屋敷の中に通された時雨は客間の猫脚のチェアーに座り、しばらくするとアリスが紅茶を運んでやって来た。
「マスターはあと3分ほどで参ります」
「急用で呼び出しちゃってごめんね」
「いえ、マスターはいつもヒマをしておりますから」
二人が話していると、洗い立ての髪の毛の匂いを振りまきながらマナが現れた。
「ア〜リ〜ス〜、あたしがヒマですってぇん?」
「いえ、間違えました。マスターは遊ぶことで忙しいようで」
「ちゃんと仕事をしてるから、遊ぶ時間が多いのよ」
「先月の労働時間は10時間にも満たないようですが?」
「天才だから仕事の効率がいいのよぉん!」
マナの全身からみなぎっている自信。
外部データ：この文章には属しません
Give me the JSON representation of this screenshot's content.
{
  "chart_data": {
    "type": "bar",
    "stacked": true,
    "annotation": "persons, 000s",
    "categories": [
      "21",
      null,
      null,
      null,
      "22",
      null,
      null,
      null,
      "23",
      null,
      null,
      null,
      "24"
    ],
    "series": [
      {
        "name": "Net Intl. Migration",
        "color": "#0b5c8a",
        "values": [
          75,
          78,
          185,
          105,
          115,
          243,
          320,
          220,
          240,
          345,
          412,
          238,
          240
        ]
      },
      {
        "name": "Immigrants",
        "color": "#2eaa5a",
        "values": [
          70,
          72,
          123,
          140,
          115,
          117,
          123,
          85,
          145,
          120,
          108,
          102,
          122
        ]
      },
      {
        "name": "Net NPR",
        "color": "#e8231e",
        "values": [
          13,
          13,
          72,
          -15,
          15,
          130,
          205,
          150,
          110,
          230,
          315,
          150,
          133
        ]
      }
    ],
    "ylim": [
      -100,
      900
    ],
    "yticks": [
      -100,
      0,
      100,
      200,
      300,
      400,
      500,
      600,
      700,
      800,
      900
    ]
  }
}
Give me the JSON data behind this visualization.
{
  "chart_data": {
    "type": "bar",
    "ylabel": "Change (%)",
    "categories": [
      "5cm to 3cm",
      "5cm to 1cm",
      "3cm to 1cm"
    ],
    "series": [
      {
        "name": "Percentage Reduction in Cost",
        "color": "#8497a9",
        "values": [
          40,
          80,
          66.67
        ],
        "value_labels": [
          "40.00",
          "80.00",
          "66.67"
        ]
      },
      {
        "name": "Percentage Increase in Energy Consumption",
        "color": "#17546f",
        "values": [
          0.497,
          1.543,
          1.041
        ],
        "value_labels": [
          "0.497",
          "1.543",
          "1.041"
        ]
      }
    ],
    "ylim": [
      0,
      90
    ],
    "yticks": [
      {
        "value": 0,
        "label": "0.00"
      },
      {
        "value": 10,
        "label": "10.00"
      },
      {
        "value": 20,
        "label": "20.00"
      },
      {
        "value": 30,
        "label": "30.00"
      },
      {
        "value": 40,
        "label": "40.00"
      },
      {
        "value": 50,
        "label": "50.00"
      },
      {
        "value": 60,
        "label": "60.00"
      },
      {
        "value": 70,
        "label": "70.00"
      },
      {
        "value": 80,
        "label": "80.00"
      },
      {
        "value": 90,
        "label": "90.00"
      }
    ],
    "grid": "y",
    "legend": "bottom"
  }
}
本気で言っている。
髪をふわりと両手で掻き上げたマナは時雨の前に腰掛けた。
「さて、なんの用かしらぁん?」
「セーフィエルの居場所を知りたいんだけど?」
「そんなの知らないわよ」
「え?」
にべもなく言われ、時雨は驚いてしまった。
時雨は食い下がる。
「ほら、えっと、姉妹弟子だったんだよね?」
「そうだけど?」
「なのに連絡先も知らないの?」
「そんなの知らないわよ」
またもや同じセリフを吐かれてしまったが、まだまだ時雨はあきらめない。